On October 1st I competed in the semifinals of the 3000m Steeplechase at the IAAF World Athletics Championships in Doha, Qatar. One of the greatest beauties of sport is the way it so often boils down to one crystallized, encapsulated moment. For the athlete, their coaches, and their support team, a championship serves as the vaulted, definitive moment whereby the many weeks and months preceding are justified, evaluated, and put on display. There is an excitement and an urgency that championships bring and the prospect of high achievement on the highest stage is an allure that keeps competitors coming back for more year after year, no matter what level they find themselves competing on.

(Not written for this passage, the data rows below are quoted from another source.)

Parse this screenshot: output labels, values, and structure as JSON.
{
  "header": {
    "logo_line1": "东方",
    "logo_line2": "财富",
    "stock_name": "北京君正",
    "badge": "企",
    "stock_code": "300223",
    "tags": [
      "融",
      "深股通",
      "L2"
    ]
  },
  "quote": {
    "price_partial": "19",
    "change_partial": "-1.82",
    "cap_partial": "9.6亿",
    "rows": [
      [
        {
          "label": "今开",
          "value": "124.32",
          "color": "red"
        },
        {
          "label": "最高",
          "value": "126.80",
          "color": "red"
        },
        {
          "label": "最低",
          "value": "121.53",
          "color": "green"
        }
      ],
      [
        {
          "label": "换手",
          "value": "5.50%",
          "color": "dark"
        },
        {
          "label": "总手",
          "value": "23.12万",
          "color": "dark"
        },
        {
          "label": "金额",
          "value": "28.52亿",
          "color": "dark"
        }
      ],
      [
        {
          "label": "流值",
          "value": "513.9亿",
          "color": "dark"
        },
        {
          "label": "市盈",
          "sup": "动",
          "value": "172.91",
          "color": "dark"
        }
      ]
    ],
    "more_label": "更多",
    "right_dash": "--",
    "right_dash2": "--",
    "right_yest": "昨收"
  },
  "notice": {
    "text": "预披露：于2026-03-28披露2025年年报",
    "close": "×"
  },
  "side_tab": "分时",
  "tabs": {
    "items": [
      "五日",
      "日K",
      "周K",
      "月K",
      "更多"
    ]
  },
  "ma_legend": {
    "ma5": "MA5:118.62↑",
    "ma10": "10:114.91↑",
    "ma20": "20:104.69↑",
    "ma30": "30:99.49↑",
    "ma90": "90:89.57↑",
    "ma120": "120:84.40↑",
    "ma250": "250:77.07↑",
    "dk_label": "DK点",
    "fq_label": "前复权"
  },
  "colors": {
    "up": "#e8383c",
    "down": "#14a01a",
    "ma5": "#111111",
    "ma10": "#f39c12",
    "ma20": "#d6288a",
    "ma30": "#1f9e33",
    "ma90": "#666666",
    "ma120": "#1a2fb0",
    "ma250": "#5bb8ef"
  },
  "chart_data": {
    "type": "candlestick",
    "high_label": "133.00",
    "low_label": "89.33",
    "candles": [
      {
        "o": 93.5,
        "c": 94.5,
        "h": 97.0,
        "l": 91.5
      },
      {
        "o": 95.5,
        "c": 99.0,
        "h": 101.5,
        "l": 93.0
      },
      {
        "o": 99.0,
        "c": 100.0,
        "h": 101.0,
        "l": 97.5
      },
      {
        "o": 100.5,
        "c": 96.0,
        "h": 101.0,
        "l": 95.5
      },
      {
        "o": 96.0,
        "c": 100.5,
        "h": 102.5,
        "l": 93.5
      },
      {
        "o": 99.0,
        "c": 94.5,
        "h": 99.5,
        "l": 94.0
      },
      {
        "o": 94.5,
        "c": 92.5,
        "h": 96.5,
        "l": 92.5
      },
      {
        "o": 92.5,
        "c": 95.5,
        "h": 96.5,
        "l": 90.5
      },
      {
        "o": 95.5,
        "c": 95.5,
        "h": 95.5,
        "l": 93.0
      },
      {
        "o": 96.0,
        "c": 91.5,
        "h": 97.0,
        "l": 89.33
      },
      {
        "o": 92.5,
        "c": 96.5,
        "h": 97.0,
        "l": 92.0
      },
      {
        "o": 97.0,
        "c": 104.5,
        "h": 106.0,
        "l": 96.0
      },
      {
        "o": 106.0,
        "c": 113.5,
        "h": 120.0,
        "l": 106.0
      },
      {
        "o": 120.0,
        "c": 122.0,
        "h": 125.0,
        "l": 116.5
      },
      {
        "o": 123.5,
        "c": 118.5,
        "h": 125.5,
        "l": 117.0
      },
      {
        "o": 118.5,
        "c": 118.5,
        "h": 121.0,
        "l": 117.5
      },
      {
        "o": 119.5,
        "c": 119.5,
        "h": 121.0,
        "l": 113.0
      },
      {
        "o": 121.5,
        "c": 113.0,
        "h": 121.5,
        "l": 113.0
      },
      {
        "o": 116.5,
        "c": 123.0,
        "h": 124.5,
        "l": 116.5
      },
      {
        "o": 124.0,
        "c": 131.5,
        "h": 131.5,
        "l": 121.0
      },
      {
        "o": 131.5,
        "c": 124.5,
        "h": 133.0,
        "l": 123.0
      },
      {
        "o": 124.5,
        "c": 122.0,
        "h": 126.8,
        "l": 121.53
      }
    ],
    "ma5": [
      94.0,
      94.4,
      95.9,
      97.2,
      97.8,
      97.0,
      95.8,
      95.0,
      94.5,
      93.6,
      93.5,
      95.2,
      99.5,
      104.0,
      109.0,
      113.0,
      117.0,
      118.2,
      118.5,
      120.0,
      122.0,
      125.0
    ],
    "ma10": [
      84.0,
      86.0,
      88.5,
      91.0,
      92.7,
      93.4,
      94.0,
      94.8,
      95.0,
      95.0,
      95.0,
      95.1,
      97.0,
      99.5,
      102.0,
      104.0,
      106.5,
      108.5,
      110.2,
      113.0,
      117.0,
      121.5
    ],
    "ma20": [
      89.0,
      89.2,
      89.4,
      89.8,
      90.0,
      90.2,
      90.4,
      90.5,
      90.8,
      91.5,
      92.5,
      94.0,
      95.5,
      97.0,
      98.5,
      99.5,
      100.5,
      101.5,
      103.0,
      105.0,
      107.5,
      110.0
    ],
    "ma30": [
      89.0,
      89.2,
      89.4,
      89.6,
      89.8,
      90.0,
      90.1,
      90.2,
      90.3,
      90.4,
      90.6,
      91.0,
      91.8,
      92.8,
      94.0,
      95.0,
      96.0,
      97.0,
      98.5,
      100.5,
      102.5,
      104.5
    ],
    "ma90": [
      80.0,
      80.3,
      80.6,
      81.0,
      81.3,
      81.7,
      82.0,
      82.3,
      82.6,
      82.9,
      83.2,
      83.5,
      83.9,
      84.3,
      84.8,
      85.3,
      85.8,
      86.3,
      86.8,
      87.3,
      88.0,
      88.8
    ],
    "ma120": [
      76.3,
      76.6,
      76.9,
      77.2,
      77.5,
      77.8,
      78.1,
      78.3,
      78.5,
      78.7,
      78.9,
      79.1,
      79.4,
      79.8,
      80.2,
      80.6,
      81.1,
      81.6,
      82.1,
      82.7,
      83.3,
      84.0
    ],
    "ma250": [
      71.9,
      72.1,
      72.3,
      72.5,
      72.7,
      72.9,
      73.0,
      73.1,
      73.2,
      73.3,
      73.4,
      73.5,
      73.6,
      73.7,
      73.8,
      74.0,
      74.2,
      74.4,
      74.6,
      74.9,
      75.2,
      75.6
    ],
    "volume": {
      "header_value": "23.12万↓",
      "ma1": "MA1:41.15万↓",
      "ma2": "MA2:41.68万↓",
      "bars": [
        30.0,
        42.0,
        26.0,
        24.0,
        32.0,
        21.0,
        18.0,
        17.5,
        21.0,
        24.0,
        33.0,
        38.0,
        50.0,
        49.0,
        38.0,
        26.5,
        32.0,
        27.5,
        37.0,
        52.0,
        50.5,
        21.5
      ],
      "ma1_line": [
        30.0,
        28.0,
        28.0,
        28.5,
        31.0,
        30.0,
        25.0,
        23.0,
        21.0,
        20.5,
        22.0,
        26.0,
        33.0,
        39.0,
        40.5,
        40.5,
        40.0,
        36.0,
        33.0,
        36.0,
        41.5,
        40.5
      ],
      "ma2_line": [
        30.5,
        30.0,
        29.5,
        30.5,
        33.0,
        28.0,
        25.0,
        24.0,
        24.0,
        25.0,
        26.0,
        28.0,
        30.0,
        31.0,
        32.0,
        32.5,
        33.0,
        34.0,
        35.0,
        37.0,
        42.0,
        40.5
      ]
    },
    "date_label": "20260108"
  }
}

For me, my first Global Championship was a reminder of that hungry feeling championships bring, both during and after. I had worked so hard for so long to finally get to this stage and--like my many competitors--had aspirations to achieve something great, something beyond myself that would validate the efforts I'd put in to reach this deciding moment. Over the entire course of my preparation for the World Championships my desire was to overcome the dangerous trap of a "just-happy-to-be-here" attitude. The effort simply to qualify for these championships stretched my physical and mental fortitude and I knew that to achieve the standard would be a reward in itself. Still, once my selection to the Canadian team for Doha was confirmed, I was determined to enter with the mindset that I had earned my place on the starting line and to do everything in my power that would ensure I was ready to compete when my "moment" finally came.
While other-humanly performance was what I strove for in my preparation and execution, the reality was perhaps a more predictable outcome: An 8:33 clocking and failure to advance to the final. Not bad... not amazing either. As is so often the case when finding yourself on a new, higher, stage than you've ever competed on, mine was a huge learning experience at the World Championships. I deliberately shied away from that sort of rhetoric to describe my experience as it transpired, wanting to do everything in my power to avoid precluding myself psychologically from a breakthrough performance. Nonetheless, in reflecting on these championships, I think there is no better way to describe my experience than eye-opening: the moves were faster, the competitors bolder, and the whole thing more intense and immersive than any racing experience I have had before.
I went out hard, but at a pace that I knew I could handle, hitting the first km in 2:51 and around 4th place. This was a place I had been many times before already this season, controlled, present in the race, and poised to crank out another km like the first. Except here, there would be no other km like the first. Instead, the pace seemed almost imperceptibly to ratchet up, I could feel guys start to push. My second kilometre was testament to my inexperience and I opted for the safe strategy that had worked all season for me--albeit in lesser races against lesser competition. I opted to hold steady at the pace of my first kilometre, letting one athlete go by and then another and then another. By the mile I had drifted well back in the pack and missed the break which would prove to separate the eventual finalists from the rest. I clued in and began reeling other athletes back in but it was too-little too late and despite a faster third kilometre the race had long-ago been decided.
As is so often the case with an underwhelming performance, I struggle even now to describe my feelings post-race, perhaps dissatisfaction bordering on disappointment for my own lacklustre showing but mixed with excitement and admiration for having been party to something great. More than anything else, however, my experience in Doha has left me hungry for so much more in my sport.
There are so many takeaways from these Championships for me. I was the beneficiary of an incredibly supportive, professional, and competitive Canadian team; from my fellow athletes to the coaches, managers, IST and support staff, countless thanks to all those who ensured my first global championship was such a positive experience, I can't wait to compete with you again.
To my coach, Chris Johnson, no thank you could ever be enough to convey how appreciative I am for his diligence, hard work, and relentless belief in me. CJ sacrificed his summer to ensure that I was in the best possible way going into these championships and my accomplishments are as much his as they are mine.
I have now had only a taste of what competing on the the highest level in my sport has to offer, but it was enough to reinvigorate me, inspire me, and challenge me to keep striving. It is my absolute joy and privilege to compete. Thank you, Doha, for confirming that for me.